# Skunk solver



## gunnyhighway (Aug 13, 2008)

I know this isn't exactly in catagory, but just wanted to post this because I don't know how rare it is or not

Using a 2100 classic by Crosman, and using crosman premier hollow point pellet, I took a skunk after discovering the skunk attacking my cat

My question is, what does anyone know what the biggest animal ever taken with a pellet rifle is?

Here is a pic of said skunk

http://i29.photobucket.com/albums/c284/Malita33082/skunk****er2.jpg


----------



## Estaban (Mar 17, 2006)

The biggest thing that I have ever shot with my pellet gun was a bunch o'crows :sniper:


----------



## Cleankill47 (Jan 19, 2006)

Technically, there is no 'biggest animal ever taken with an air rifle' people used to hunt deer with larger caliber ones, and a good shot with a high-powered one can anchor you anything from an armadillo to a small coyote. I'm not saying you should go out and hunt those animals, but if you learn the anatomy, and you need to take the shot, like the skunk attacking your cat, then by all means, try. But you should always make your shots count, it causes less suffering to the animal if you take one clean shot to the brain or spine rather than fifteen body shots, you know what I mean?

Anyway, the biggest thing I ever shot was an 8-pound possum, and let me tell you, he sure wasn't playing dead.....

:sniper:


----------



## Bore.224 (Mar 23, 2005)

largest animal I ever took with a pellet gun was a crow. Used a daisy powerline air rifle took about 6 or seven shots at 10 pumps to kill it. I would not recomend shooting a skunk or possum with an air gun unless it is one of those high speed ones and then only at close range. BTW how bad was the skunk smell after you shot it? Last skunk I shot was with a 22lr and I shot him DRT and that area of the woods was off limits for a couple of days!!


----------



## rolly (Jul 30, 2007)

If you have an ADULT highpower air rifle, you can take smaller varmints like that all day long.
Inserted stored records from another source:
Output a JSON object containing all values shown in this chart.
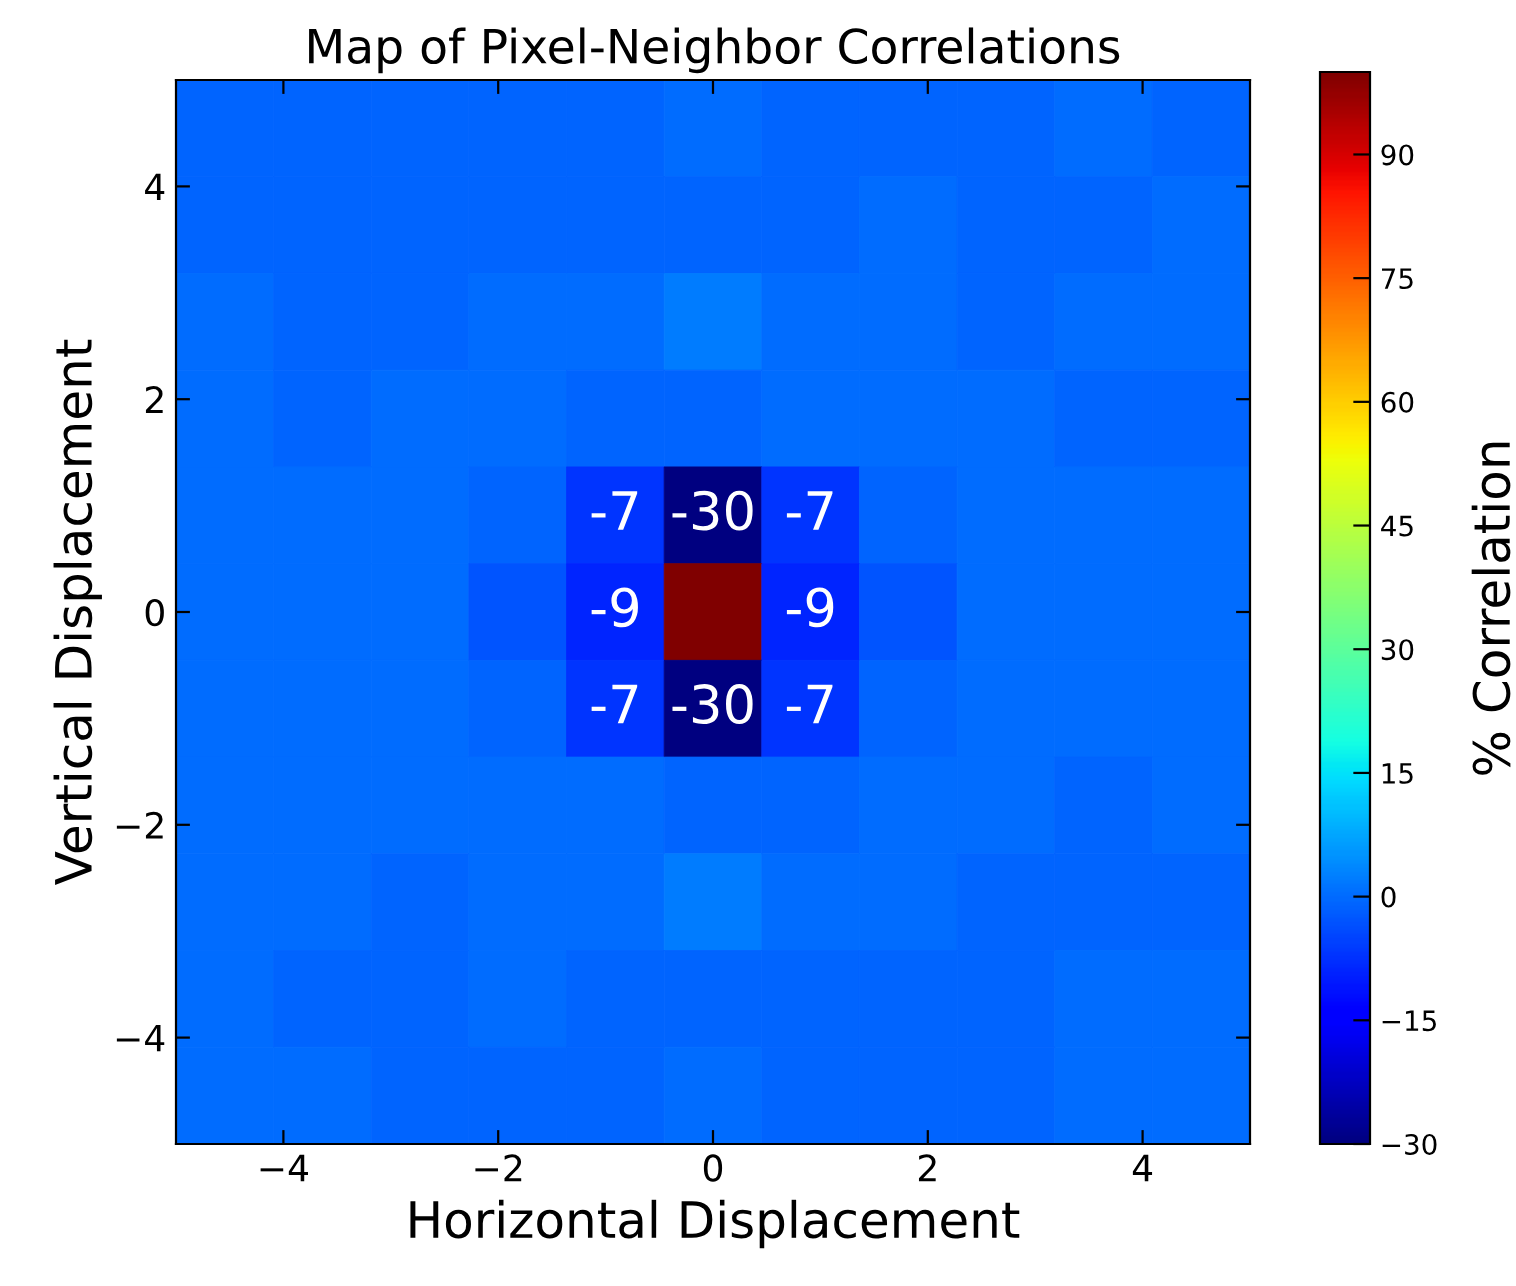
{
  "chart_data": {
    "type": "heatmap",
    "title": "Map of Pixel-Neighbor Correlations",
    "xlabel": "Horizontal Displacement",
    "ylabel": "Vertical Displacement",
    "clabel": "% Correlation",
    "xlim": [
      -5,
      5
    ],
    "ylim": [
      -5,
      5
    ],
    "xticks": [
      {
        "value": -4,
        "label": "−4"
      },
      {
        "value": -2,
        "label": "−2"
      },
      0,
      2,
      4
    ],
    "yticks": [
      {
        "value": -4,
        "label": "−4"
      },
      {
        "value": -2,
        "label": "−2"
      },
      0,
      2,
      4
    ],
    "clim": [
      -30,
      100
    ],
    "cticks": [
      {
        "value": -30,
        "label": "−30"
      },
      {
        "value": -15,
        "label": "−15"
      },
      0,
      15,
      30,
      45,
      60,
      75,
      90
    ],
    "cells": [
      [
        -1,
        -1,
        -1,
        -1,
        -1,
        0,
        -1,
        -1,
        -1,
        0,
        -1
      ],
      [
        -1,
        -1,
        -1,
        -1,
        -1,
        -1,
        -1,
        0,
        -1,
        -1,
        0
      ],
      [
        0,
        -1,
        -1,
        0,
        0,
        2,
        0,
        0,
        -1,
        0,
        0
      ],
      [
        0,
        -1,
        0,
        0,
        -1,
        -1,
        0,
        0,
        0,
        -1,
        -1
      ],
      [
        0,
        0,
        0,
        -1,
        -7,
        -30,
        -7,
        -1,
        0,
        0,
        0
      ],
      [
        0,
        0,
        0,
        -3,
        -9,
        100,
        -9,
        -3,
        0,
        0,
        0
      ],
      [
        0,
        0,
        0,
        -1,
        -7,
        -30,
        -7,
        -1,
        0,
        0,
        0
      ],
      [
        0,
        0,
        0,
        0,
        0,
        -1,
        -1,
        0,
        0,
        -1,
        0
      ],
      [
        0,
        0,
        -1,
        0,
        0,
        2,
        0,
        0,
        -1,
        -1,
        -1
      ],
      [
        0,
        -1,
        -1,
        0,
        -1,
        -1,
        -1,
        -1,
        -1,
        0,
        0
      ],
      [
        0,
        0,
        -1,
        -1,
        -1,
        0,
        -1,
        -1,
        -1,
        0,
        0
      ]
    ],
    "cell_labels": [
      [
        null,
        null,
        null,
        null,
        null,
        null,
        null,
        null,
        null,
        null,
        null
      ],
      [
        null,
        null,
        null,
        null,
        null,
        null,
        null,
        null,
        null,
        null,
        null
      ],
      [
        null,
        null,
        null,
        null,
        null,
        null,
        null,
        null,
        null,
        null,
        null
      ],
      [
        null,
        null,
        null,
        null,
        null,
        null,
        null,
        null,
        null,
        null,
        null
      ],
      [
        null,
        null,
        null,
        null,
        "-7",
        "-30",
        "-7",
        null,
        null,
        null,
        null
      ],
      [
        null,
        null,
        null,
        null,
        "-9",
        null,
        "-9",
        null,
        null,
        null,
        null
      ],
      [
        null,
        null,
        null,
        null,
        "-7",
        "-30",
        "-7",
        null,
        null,
        null,
        null
      ],
      [
        null,
        null,
        null,
        null,
        null,
        null,
        null,
        null,
        null,
        null,
        null
      ],
      [
        null,
        null,
        null,
        null,
        null,
        null,
        null,
        null,
        null,
        null,
        null
      ],
      [
        null,
        null,
        null,
        null,
        null,
        null,
        null,
        null,
        null,
        null,
        null
      ],
      [
        null,
        null,
        null,
        null,
        null,
        null,
        null,
        null,
        null,
        null,
        null
      ]
    ],
    "grid": false
  }
}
I've got a couple ditch cougars to my credit and if we had squirrels around the farm, I wouldn't hesistate. I will try to get a couple rabbits this weekend for pics and terminal results.

A true highpower air rifle is not a Crossman 760 or Powerline. Mine is almost as powerful as a .22short and is nearly silent. Works great with Crow-Mag pellets or the little polymer tipped sonsaguns.


----------